Do we now have fifty percent of life that can be extended indefinitely, namely, in the compact discs drive? The next hurdle is the perpetuation of the conscious self, that self that is the first person and the second person and the third person in discourse: the “I” and the “You” and the “HE”, that is the holder and operator of memory.

Right away we can say that the perpetuation of the self does not have to be the continuation of the numerical identity of the self that is now living a life, the organic physiological one. It can be another numerically distinct entity or several such entities. What about a clone for such an entity?

When human clones become possible, order one and imbue it with all the memory data of accumulated compact discs; and very important now, extend and impart to it your conscious self, developing thereby a partnership or even a corporate personality with the clone or even several clones.

Is such an impartition and extension possible? To find out, try it. And even before trying it, think about it. Anyway, let’s go into this experimentation which is very simple and very possible.

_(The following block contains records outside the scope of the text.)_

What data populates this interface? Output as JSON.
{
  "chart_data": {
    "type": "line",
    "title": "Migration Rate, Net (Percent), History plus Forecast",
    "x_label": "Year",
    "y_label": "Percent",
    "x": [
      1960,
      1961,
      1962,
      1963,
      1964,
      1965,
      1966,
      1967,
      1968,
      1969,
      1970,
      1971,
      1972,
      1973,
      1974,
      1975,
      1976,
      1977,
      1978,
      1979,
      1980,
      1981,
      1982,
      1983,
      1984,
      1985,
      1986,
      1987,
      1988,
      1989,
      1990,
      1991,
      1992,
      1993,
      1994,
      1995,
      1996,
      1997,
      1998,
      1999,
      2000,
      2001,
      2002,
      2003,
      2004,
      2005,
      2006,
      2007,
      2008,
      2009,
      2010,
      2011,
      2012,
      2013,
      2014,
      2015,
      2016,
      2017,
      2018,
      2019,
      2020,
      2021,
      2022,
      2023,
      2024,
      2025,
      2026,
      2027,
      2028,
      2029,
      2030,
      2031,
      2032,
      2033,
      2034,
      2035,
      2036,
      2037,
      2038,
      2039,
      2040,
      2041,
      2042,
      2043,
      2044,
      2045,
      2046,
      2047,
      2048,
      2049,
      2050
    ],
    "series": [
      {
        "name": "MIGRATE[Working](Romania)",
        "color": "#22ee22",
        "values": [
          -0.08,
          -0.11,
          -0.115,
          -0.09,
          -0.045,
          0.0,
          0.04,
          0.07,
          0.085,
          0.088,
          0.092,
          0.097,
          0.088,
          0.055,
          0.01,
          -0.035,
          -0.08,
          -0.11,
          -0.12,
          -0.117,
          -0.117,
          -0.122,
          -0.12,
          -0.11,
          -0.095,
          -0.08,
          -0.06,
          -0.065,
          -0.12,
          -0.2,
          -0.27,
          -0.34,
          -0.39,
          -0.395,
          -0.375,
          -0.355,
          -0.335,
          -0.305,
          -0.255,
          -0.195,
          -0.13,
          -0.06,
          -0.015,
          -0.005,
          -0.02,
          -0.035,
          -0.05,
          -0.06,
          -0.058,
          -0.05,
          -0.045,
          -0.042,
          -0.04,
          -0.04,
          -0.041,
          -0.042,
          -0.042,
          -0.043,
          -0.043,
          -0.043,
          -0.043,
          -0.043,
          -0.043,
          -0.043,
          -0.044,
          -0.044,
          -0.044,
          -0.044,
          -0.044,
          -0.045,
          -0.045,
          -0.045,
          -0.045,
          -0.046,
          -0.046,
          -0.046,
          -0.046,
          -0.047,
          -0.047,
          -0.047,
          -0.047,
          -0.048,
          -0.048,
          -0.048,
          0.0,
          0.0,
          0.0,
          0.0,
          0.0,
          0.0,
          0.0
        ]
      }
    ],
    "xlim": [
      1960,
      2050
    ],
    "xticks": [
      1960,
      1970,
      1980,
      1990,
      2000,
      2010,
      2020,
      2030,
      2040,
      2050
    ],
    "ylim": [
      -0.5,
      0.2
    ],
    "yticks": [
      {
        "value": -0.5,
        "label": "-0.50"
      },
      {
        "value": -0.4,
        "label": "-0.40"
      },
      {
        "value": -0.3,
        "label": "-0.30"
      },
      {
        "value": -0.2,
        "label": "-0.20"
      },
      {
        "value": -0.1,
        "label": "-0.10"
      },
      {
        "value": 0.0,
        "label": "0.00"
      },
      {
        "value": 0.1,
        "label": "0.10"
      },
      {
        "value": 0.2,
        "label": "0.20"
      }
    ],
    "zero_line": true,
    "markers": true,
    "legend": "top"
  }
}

Look among your family members and friends for someone very similar to you in personality, so that you and he can say that you both have similar even indistinguishable preferences, likes and dislikes. Work on this coadunation of personality so that your partnership self can be in two places or two situations at the same time, and act in such a manner that each one will be acting indistinguishably in his situation as if the other one were physically acting in that situation, and vice versa.

In the absence of a clone or several clones, machines can be devised, similar to an answering machines, only now doing much more complicated and “intelligent” processes, such as making decisions for the absent self that is I, You, or He. When the machine makes a decision or takes an action in your absence, it will perfectly match the one you would have taken if you were present. The same kind of training essentially would be done to the machine as to a clone, the difference now would be the computer hardware and software that are being fitted out for the prospective reactions in every situation that you would yourself undertake.